かつてのゆいは、人の魂や感情すらも記述できると信じていた。だが、その「禁忌」に触れるような鋭すぎる理論は、学問の秩序を乱す「ノイズ」として拒絶された。結果、彼女の名誉は灰に帰り、彼女自身もまた、自分の心を記述する言葉を失った。
(私は、世界の秩序を乱す異物。今の私は、存在を消されるべきノイズに過ぎない……)
絶望が、ゆいの体を包む。彼女は手に持っていたタブレットペンを、冷たいベンチの端に押し当てた。画面の中の数式が、微かな光を放って消える。
「もう……書けない。」
彼女は、自分を「理性」という名の殻に閉じ込めた。二度と傷つかないよう、二度と炎上しないよう、冷たいガードを心の周りに築き上げたのだ。
*
ゆいが絶望の淵で項垂れていると、高架橋の向こうから、一人の少女が現れた。
竜ヶ崎あずさ。 派手な衣装を纏うわけではないが、その存在感はどこか現実離れしている。ゆいの後輩であり、数少ない理解者(候補)だ。

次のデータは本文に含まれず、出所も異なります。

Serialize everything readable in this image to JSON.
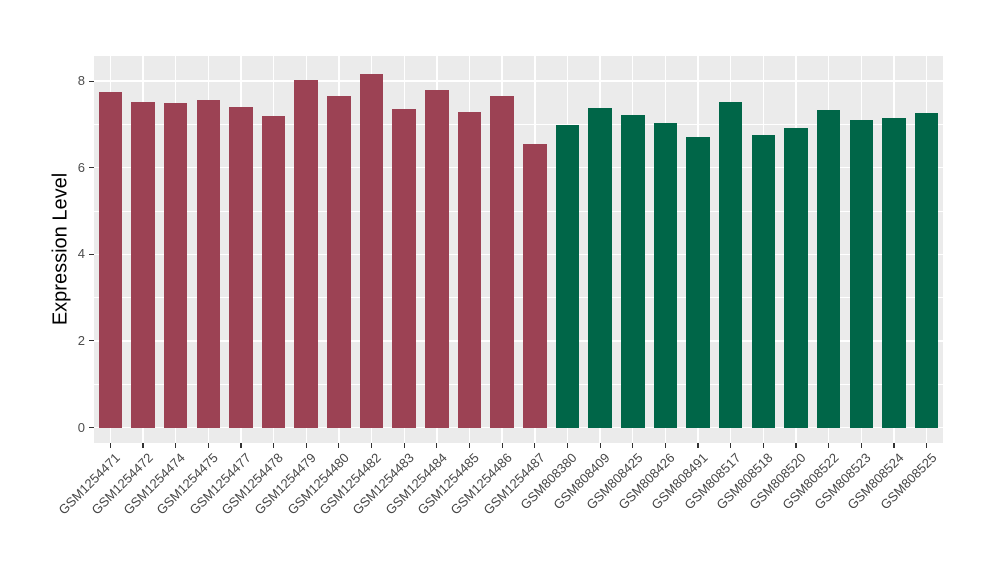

「あれ? 七瀬先輩。まさか、まだこんな所にいたんですか?」
あずさはゆいの姿を見て、静かに首を傾げた。
「あずさ……。ごめん、また、失敗した。私の理論は、やっぱり誰にも受け入れられない。」
ゆいは顔を上げることができない。 だが、あずさはゆいの目の前に屈み込んだ。その瞳は、夜闇の中でも真っ直ぐにゆいを見つめている。
「失敗なんかじゃないですよ。先輩は、自分の魂を削ってまで、あの『正しさ』という名の牢獄から戻ってきたんじゃないですか?」
ゆいの背筋が凍る。あずさは、ゆいがかつてどれほどの覚悟で理論を構築し、そして壊されたかを知っているかのように語った。
「どうして、それを……」
あずさはゆいのタブレットに残った微かな光跡を見つめ、静かに答えた。
「先輩が最後に描こうとした、あの不完全な理論が、私に教えてくれたんです。先輩の中にある『誠実さ』は、まだここで燃え続けているって。」
あずさはゆいの手を取り、立たせた。 「帰りましょう、先輩。また否定されたって、いいじゃないですか。この冷たい光都に、先輩の本当の『温度』を、もう一度見せてやりましょうよ。」
時計塔の青い光が、ゆいの背中を照らす。 ゆいは、あずさの手を、震える指先で強く握り返した。
(理性のガードは、壊れるためにあるんじゃない。……いつか、誰かを受け入れるために、今は固く閉ざしているだけだ)
ゆいの胸の奥で、新しい理論――**「究極マナー理論」**の最初の1行が、静かに鼓動を始めた。